A former top military official has joined a growing number of voices that are calling on the federal government to reject a bid by a Chinese state-owned company to acquire a gold mine in the Canadian arctic. 

TMAC Resources Inc. had earlier agreed to sell the Nunavut Hope Bay mine to Shandong Gold Mining Co. for $149 million. According to the Globe and Mail, retired major-general and former Afghanistan mission commander David Fraser urged the government to turn down the offer and to keep China out of the north. 

Currently, the project is undergoing a national security review by the federal government under the Investment Canada Act. Last week, TMAC released a statement announcing that the review period would be further extended for an additional 45 days. 

“This thing has a port attached to it. [China has] written a paper saying they want to be a near-Arctic power. Well, this gives them actual Arctic access,” Fraser told the Globe and Mail. 

“If you look at what they have done on the South China Sea to extend their area of influence – what’s to stop them, once they get squatter’s rights and get into this port, of doing the same thing up there?”

Fraser is not alone in his opposition to the deal. Shortly after the purchase was announced earlier this year, former CSIS director Richard Fadden called on the federal government to consider the national security implications of such a deal. 
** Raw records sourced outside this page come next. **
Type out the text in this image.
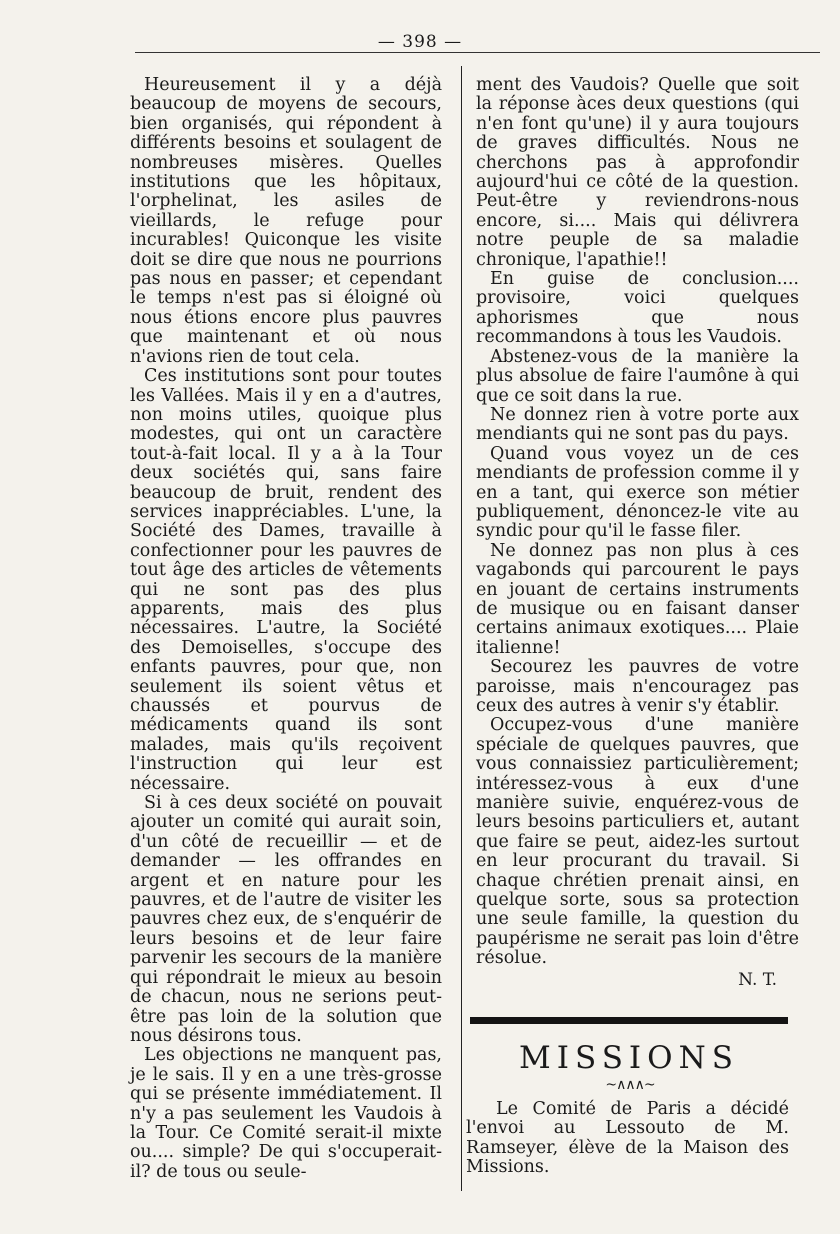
— 398 —

Heureusement il y a déjà beaucoup de moyens de secours, bien organisés, qui répondent à différents besoins et soulagent de nombreuses misères. Quelles institutions que les hôpitaux, l'orphelinat, les asiles de vieillards, le refuge pour incurables! Quiconque les visite doit se dire que nous ne pourrions pas nous en passer; et cependant le temps n'est pas si éloigné où nous étions encore plus pauvres que maintenant et où nous n'avions rien de tout cela.

Ces institutions sont pour toutes les Vallées. Mais il y en a d'autres, non moins utiles, quoique plus modestes, qui ont un caractère tout-à-fait local. Il y a à la Tour deux sociétés qui, sans faire beaucoup de bruit, rendent des services inappréciables. L'une, la Société des Dames, travaille à confectionner pour les pauvres de tout âge des articles de vêtements qui ne sont pas des plus apparents, mais des plus nécessaires. L'autre, la Société des Demoiselles, s'occupe des enfants pauvres, pour que, non seulement ils soient vêtus et chaussés et pourvus de médicaments quand ils sont malades, mais qu'ils reçoivent l'instruction qui leur est nécessaire.

Si à ces deux société on pouvait ajouter un comité qui aurait soin, d'un côté de recueillir — et de demander — les offrandes en argent et en nature pour les pauvres, et de l'autre de visiter les pauvres chez eux, de s'enquérir de leurs besoins et de leur faire parvenir les secours de la manière qui répondrait le mieux au besoin de chacun, nous ne serions peut-être pas loin de la solution que nous désirons tous.

Les objections ne manquent pas, je le sais. Il y en a une très-grosse qui se présente immédiatement. Il n'y a pas seulement les Vaudois à la Tour. Ce Comité serait-il mixte ou.... simple? De qui s'occuperait-il? de tous ou seule-

ment des Vaudois? Quelle que soit la réponse àces deux questions (qui n'en font qu'une) il y aura toujours de graves difficultés. Nous ne cherchons pas à approfondir aujourd'hui ce côté de la question. Peut-être y reviendrons-nous encore, si.... Mais qui délivrera notre peuple de sa maladie chronique, l'apathie!!

En guise de conclusion.... provisoire, voici quelques aphorismes que nous recommandons à tous les Vaudois.

Abstenez-vous de la manière la plus absolue de faire l'aumône à qui que ce soit dans la rue.

Ne donnez rien à votre porte aux mendiants qui ne sont pas du pays.

Quand vous voyez un de ces mendiants de profession comme il y en a tant, qui exerce son métier publiquement, dénoncez-le vite au syndic pour qu'il le fasse filer.

Ne donnez pas non plus à ces vagabonds qui parcourent le pays en jouant de certains instruments de musique ou en faisant danser certains animaux exotiques.... Plaie italienne!

Secourez les pauvres de votre paroisse, mais n'encouragez pas ceux des autres à venir s'y établir.

Occupez-vous d'une manière spéciale de quelques pauvres, que vous connaissiez particulièrement; intéressez-vous à eux d'une manière suivie, enquérez-vous de leurs besoins particuliers et, autant que faire se peut, aidez-les surtout en leur procurant du travail. Si chaque chrétien prenait ainsi, en quelque sorte, sous sa protection une seule famille, la question du paupérisme ne serait pas loin d'être résolue.

N. T.
MISSIONS
~∧∧∧~

Le Comité de Paris a décidé l'envoi au Lessouto de M. Ramseyer, élève de la Maison des Missions.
Further, CSIS later warned in their 2019 annual public report that “a number of state-owned enterprises and private firms” with close ties to foreign states were endangering Canada’s national security by purchasing vital Canadian projects. 

If approved, the $149 million mine could give a foothold to China in the arctic, Fraser warned. 

“[The Shandong] company reports back to the party in some shape or form and then all of a sudden they have certain people on their staff … that would be looking at things other than mines. Who is to say they couldn’t start snooping on us given [the various] strategic installations that we have across the North?”

“The Arctic is an economic window and we must put our stake in the ground and take ownership of it to assert our sovereignty in order that we can push back on the Russians and Chinese and everyone else that starts using the area.”